Allez, bon week-end... Je file, j'ai une poupée à fabriquer.

16 décembre 2008

Aux armes!

spaceballeinsteinCoup de gueule du matin, chagrin, forcément! Je suis outrée, furieuse, furax, et, osons le mot, en colère... Ce matin, je dépose Hardi à la porte du collège, après avoir eu les pires difficultés à poser les allumettes en équilibre entre mes paupières supérieures et inférieures (technique de Sioux). Déjà, le parcours est semé d'embuches, c'est à dire de collégiens à peu près dans le même état d'esprit que moi, mettant un pied devant l'autre de façon assez aléatoire, parfois sur le trottoir mais parfois pas, circulant en meute de 4 ou 5 joyeux drilles dont l'activité principale consiste à se pousser mutuellement de plus en plus fort jusqu'à ce que chute s'ensuive. Après avoir évité de rouler sur un corps allongé, j'arrive au carrefour avec le boulevard. Et là, un gentil beau jeune homme post boutonneux toque à ma vitre avec un sourire Fluocaryl (mieux qu'Ultrabrite). Moi, je suis bonne poire, j'ouvre et prends le papier qu'il me tend (ben oui, de nos jours, les beaux garçons qui me sourient ne sont que des distributeurs automatiques de pub... Quelle misère!). Mes yeux se portent machinalement sur la brochure en papier glacé, je me fige: non, ils ont quand même pas osé? Et bien si: je tiens dans ma main une pub pour une boîte d'accompagnement scolaire à domicile...

Les vautours! Le service public d'éducation n'est même pas encore totalement mort (si, je vous assure, il a encore quelques membres qui bougent un peu...) qu'ils viennent démarcher les pauvres parents paumés à la porte des collèges et lycées!

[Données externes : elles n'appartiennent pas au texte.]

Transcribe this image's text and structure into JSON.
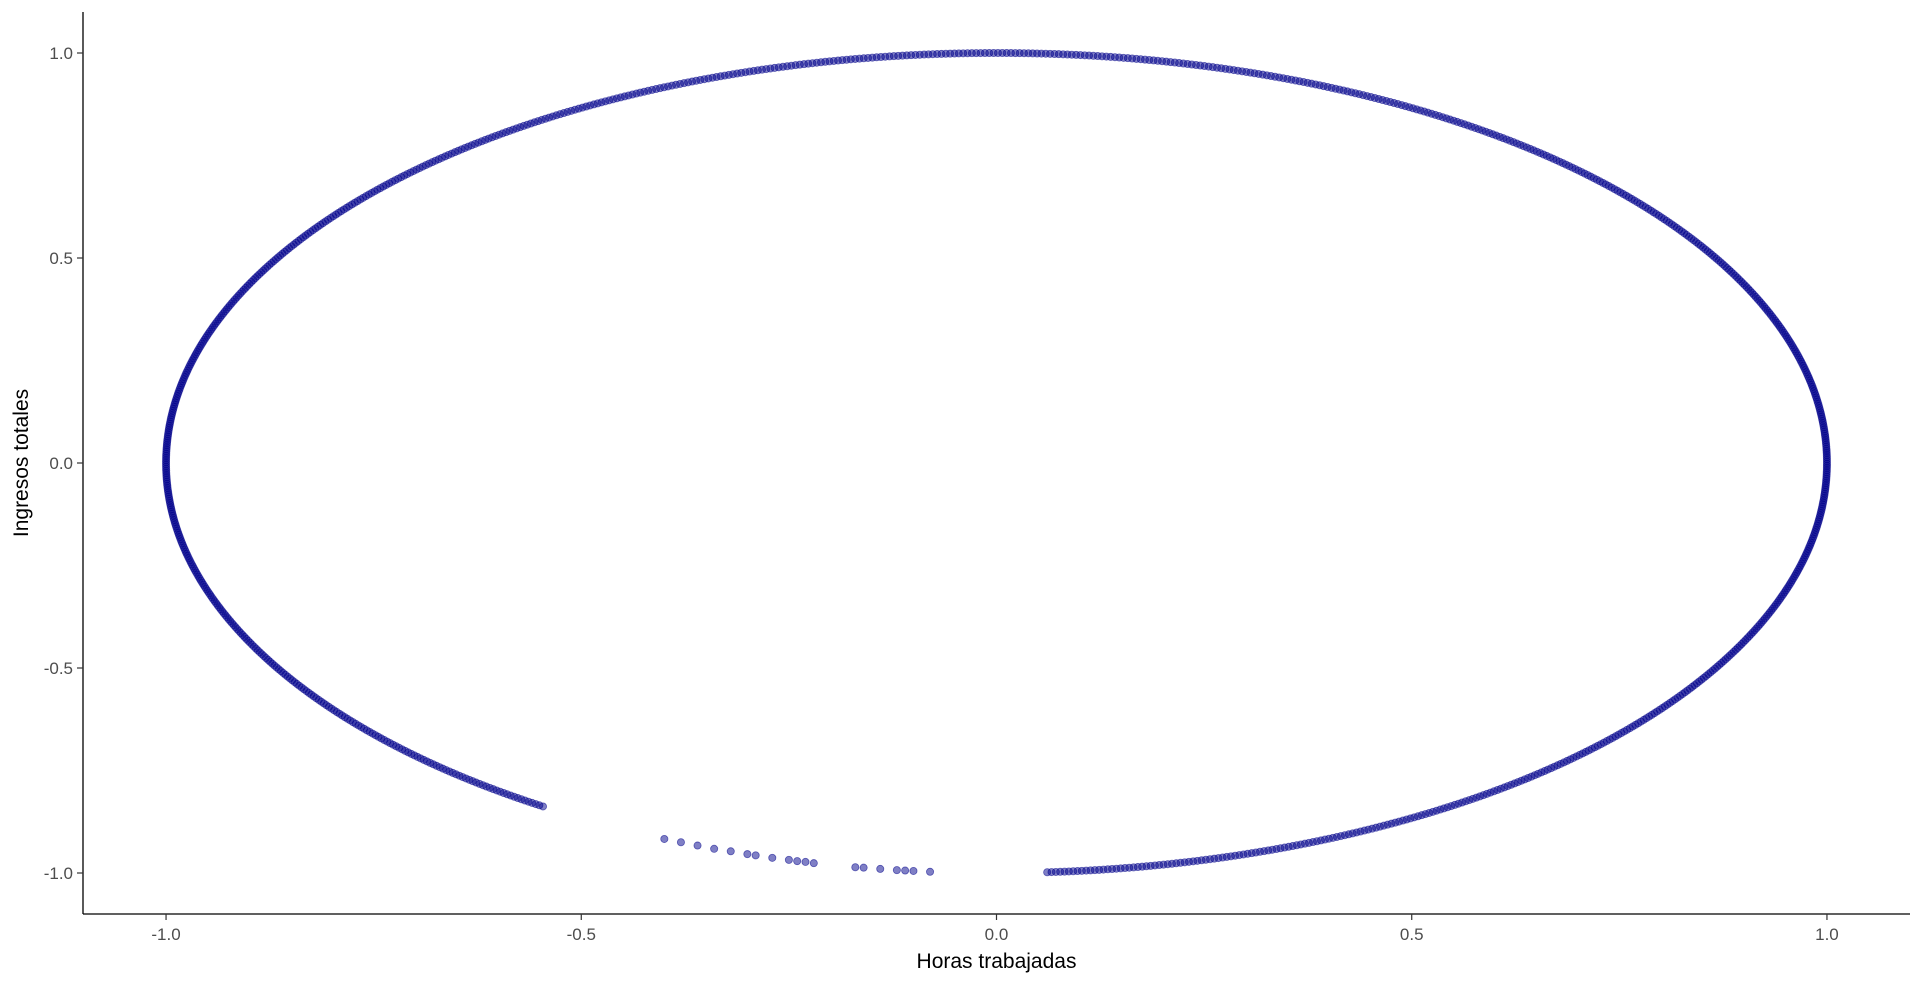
{
  "chart_data": {
    "type": "scatter",
    "title": "",
    "xlabel": "Horas trabajadas",
    "ylabel": "Ingresos totales",
    "xlim": [
      -1.1,
      1.1
    ],
    "ylim": [
      -1.1,
      1.1
    ],
    "x_ticks": [
      -1.0,
      -0.5,
      0.0,
      0.5,
      1.0
    ],
    "x_tick_labels": [
      "-1.0",
      "-0.5",
      "0.0",
      "0.5",
      "1.0"
    ],
    "y_ticks": [
      -1.0,
      -0.5,
      0.0,
      0.5,
      1.0
    ],
    "y_tick_labels": [
      "-1.0",
      "-0.5",
      "0.0",
      "0.5",
      "1.0"
    ],
    "grid": false,
    "legend": "none",
    "point_color": "#00008B",
    "point_opacity": 0.5,
    "point_groups": [
      {
        "name": "unit-circle-arc",
        "angle_start_deg": -86.5,
        "angle_end_deg": 237,
        "angle_step_deg": 0.3
      },
      {
        "name": "sparse-lower-left",
        "x": [
          -0.4,
          -0.38,
          -0.36,
          -0.34,
          -0.32,
          -0.3,
          -0.29,
          -0.27,
          -0.25,
          -0.24,
          -0.23,
          -0.22,
          -0.17,
          -0.16,
          -0.14,
          -0.12,
          -0.11,
          -0.1,
          -0.08
        ],
        "y": [
          -0.917,
          -0.925,
          -0.933,
          -0.941,
          -0.947,
          -0.954,
          -0.957,
          -0.963,
          -0.968,
          -0.971,
          -0.973,
          -0.976,
          -0.986,
          -0.987,
          -0.99,
          -0.993,
          -0.994,
          -0.995,
          -0.997
        ]
      }
    ]
  }
}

Et leur vocabulaire est fort, aiguisé et dans l'air du temps.
"Réussite", "goût du succès", "objectifs", "action", "efficacité", "stratégie", "enjeux", "ambition", "progrès", "gestion", "implication", "reporting", "cible"... Que vous évoque cette débauche lexicale? On dirait les mots tirés des berceuses chantées par Sarkomaman il y a 50 ans... Et ça aussi: "construction d'un plan d'action à la fois énergétique et réaliste". Qu'on m'explique ce qu'est un plan énergétique, je béote dans la langue de bois... Réaliste, je pige. Mais énergétique?

On nous assure alors des enseignants triés sur le volet, "issus des grandes écoles de la région". Enfin du pur produit local, sain et non délocalisé. Plus loin, ils se transforment en "étudiants de grandes écoles", des gamins (dont le distributeur devait être un spécimen...) aux techniques pédagogiques éprouvées! Quand on voit ce que ça donne, un étudiant en grandes Zécoles, le jeudi soir, murgé comme une serpillière après sa préchauffe et l'ingurgitation de 2 litres de Vodka ou 10 litres de bières, ça force le respect... Garde la tête froide, Med'celine, y sont pas tous comme ça! Oui, mais y'en a!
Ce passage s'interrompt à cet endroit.